Fashion and Cultural Identity

Thursday's New York Times had a very interesting article on the struggles of Muslim women in America who want to respect their faith while dressing fashionably. For the women profiled in this article, deciding what to wear each day has political and social meaning. On one hand, they must consider how other Muslims will judge their clothing, hair and makeup, but as young, working, urban women, they also want to fit in with the larger society, and use fashion as a form of personal expression. Muslim women face different expectations, and balancing these responsibilities with their own wants and impulses is very challenging. I can't imagine having to not only severely limit what I could wear, much less feeling like I had to choose between following my culture and religion. Even more, being perceived as a political enemy within my own country just for my choice of clothing is just mind-boggling.

When discussing culture, whether in the context of assimilation or conflict, we often focus on identities, power and political control. When it comes down to it, though, culture is how groups of people live their daily lives. Fashion is how cultures groups express identity- the hijab (traditional Muslim head scarf) was discussed in the article, but it's certainly not the first article of clothing or style that has a politically charged meaning. Think back to the Zoot Suit, the British punk movement, the Afro, even the shift from dresses to trousers on women in the early 20th century... what we choose to put on our body (or do to our body in many cases, but that's another post) has political and social meaning.

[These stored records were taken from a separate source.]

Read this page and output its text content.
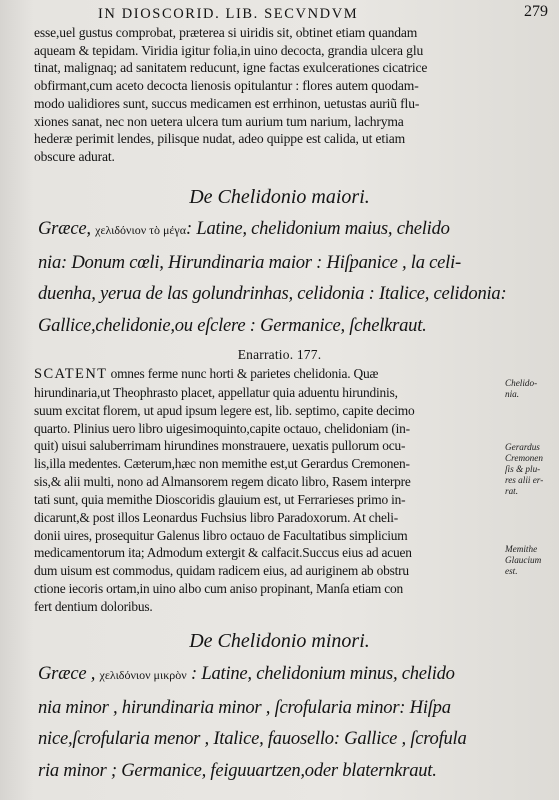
IN DIOSCORID. LIB. SECVNDVM	279
esse,uel gustus comprobat, præterea si uiridis sit, obtinet etiam quandam
aqueam & tepidam. Viridia igitur folia,in uino decocta, grandia ulcera glu
tinat, malignaq; ad sanitatem reducunt, igne factas exulcerationes cicatrice
obfirmant,cum aceto decocta lienosis opitulantur : flores autem quodam-
modo ualidiores sunt, succus medicamen est errhinon, uetustas auriũ flu-
xiones sanat, nec non uetera ulcera tum aurium tum narium, lachryma
hederæ perimit lendes, pilisque nudat, adeo quippe est calida, ut etiam
obscure adurat.
De Chelidonio maiori.
Græce, χελιδόνιον τὸ μέγα: Latine, chelidonium maius, chelido
nia: Donum cœli, Hirundinaria maior : Hiſpanice , la celi-
duenha, yerua de las golundrinhas, celidonia : Italice, celidonia:
Gallice,chelidonie,ou eſclere : Germanice, ſchelkraut.
Enarratio. 177.
SCATENT omnes ferme nunc horti & parietes chelidonia. Quæ
hirundinaria,ut Theophrasto placet, appellatur quia aduentu hirundinis,
suum excitat florem, ut apud ipsum legere est, lib. septimo, capite decimo
quarto. Plinius uero libro uigesimoquinto,capite octauo, chelidoniam (in-
quit) uisui saluberrimam hirundines monstrauere, uexatis pullorum ocu-
lis,illa medentes. Cæterum,hæc non memithe est,ut Gerardus Cremonen-
sis,& alii multi, nono ad Almansorem regem dicato libro, Rasem interpre
tati sunt, quia memithe Dioscoridis glauium est, ut Ferrarieses primo in-
dicarunt,& post illos Leonardus Fuchsius libro Paradoxorum. At cheli-
donii uires, prosequitur Galenus libro octauo de Facultatibus simplicium
medicamentorum ita; Admodum extergit & calfacit.Succus eius ad acuen
dum uisum est commodus, quidam radicem eius, ad auriginem ab obstru
ctione iecoris ortam,in uino albo cum aniso propinant, Manſa etiam con
fert dentium doloribus.
Chelido-
nia.
Gerardus
Cremonen
ſis & plu-
res alii er-
rat.
Memithe
Glaucium
est.
De Chelidonio minori.
Græce , χελιδόνιον μικρὸν : Latine, chelidonium minus, chelido
nia minor , hirundinaria minor , ſcrofularia minor: Hiſpa
nice,ſcrofularia menor , Italice, fauosello: Gallice , ſcrofula
ria minor ; Germanice, feiguuartzen,oder blaternkraut.
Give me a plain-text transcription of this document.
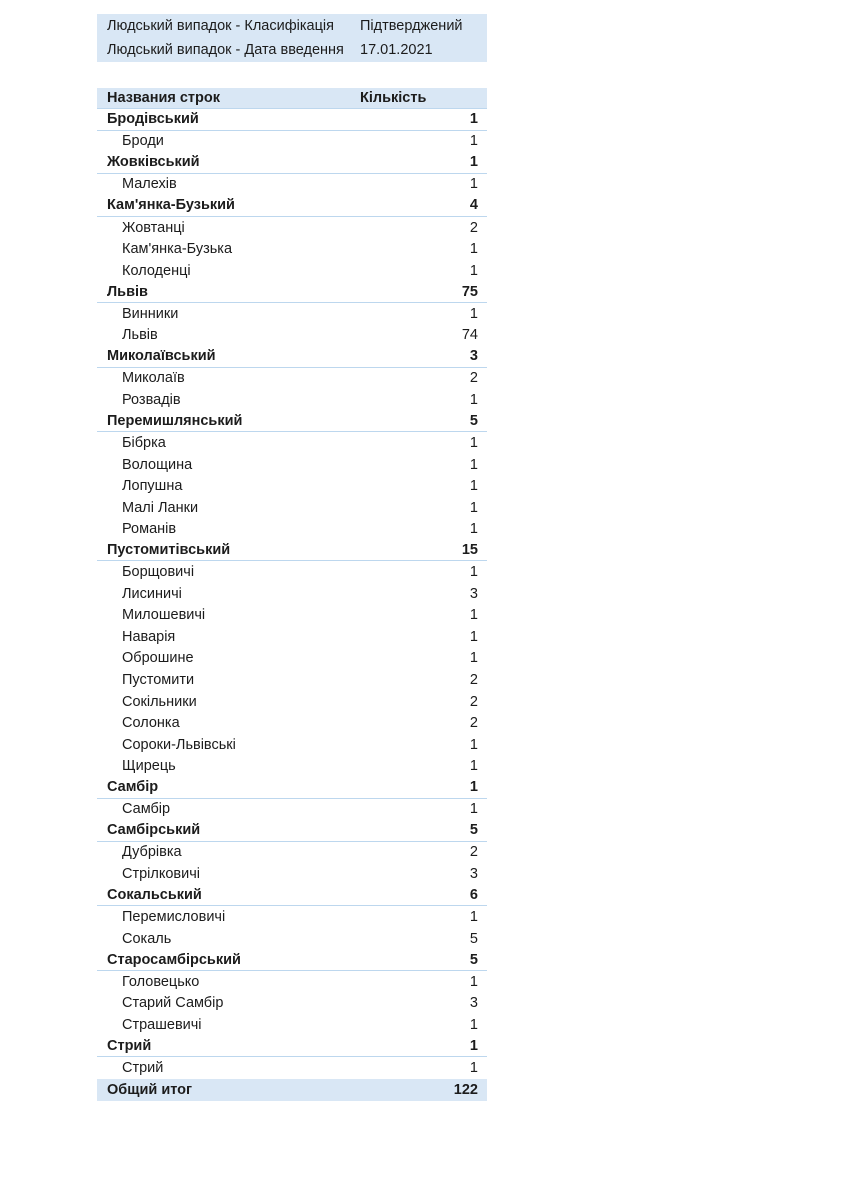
Людський випадок - Класифікація	Підтверджений
Людський випадок - Дата введення	17.01.2021
Названия строк	Кількість
Бродівський	1
Броди	1
Жовківський	1
Малехів	1
Кам'янка-Бузький	4
Жовтанці	2
Кам'янка-Бузька	1
Колоденці	1
Львів	75
Винники	1
Львів	74
Миколаївський	3
Миколаїв	2
Розвадів	1
Перемишлянський	5
Бібрка	1
Волощина	1
Лопушна	1
Малі Ланки	1
Романів	1
Пустомитівський	15
Борщовичі	1
Лисиничі	3
Милошевичі	1
Наварія	1
Оброшине	1
Пустомити	2
Сокільники	2
Солонка	2
Сороки-Львівські	1
Щирець	1
Самбір	1
Самбір	1
Самбірський	5
Дубрівка	2
Стрілковичі	3
Сокальський	6
Перемисловичі	1
Сокаль	5
Старосамбірський	5
Головецько	1
Старий Самбір	3
Страшевичі	1
Стрий	1
Стрий	1
Общий итог	122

Even more interesting is how groups adopt styles, shifting the meaning entirely, like when rap and R&B artists in the late 90's started wearing Tommy Hilfiger and Ralph Lauren, symbols of Upper Class WASP America, or when anti-establishment punk is repackaged and sold to rich suburban kids at Hot Topic in malls across America. We rarely stop to think about how certain trends developed, and what their original meaning was, but designers and retailers consciously choose what to sell, and we (at least subconsciously) realize that we make a statement with everything we put on our bodies. And we still continue to judge and make assumptions about others based on clothing, hair, makeup, etc. You may not have to worry about being perceived as a terrorist when you dress yourself in the morning (in the case of the American Muslims wearing traditional clothing) but you can't forget that you're still being judged.


Anonymous said...

Hi Meg, that was a really interesting read. Funny how society has those tags at the ready. For Muslim women of faith, I guess it's their faith before their fashion sense, and then to some Muslim women it's faith meets fashion (like with my sister's mother in law). She has the most exquisite taste in scarves and jewelry and accents, but for the most part, she dresses that way only at certain functions. For the most part, she has wears what she wants.

HijabiApprentice said...

This was a great post! I am a scarf wearing modest dressing Muslimah and it does get hard to find the balance. I tend to err in the side of modesty but I take pride in looking cute and occasion appropriate ;).

Thanks again!

[a} said...

Excellent post!!!!! I can't thank you enough!!!!!!!!!!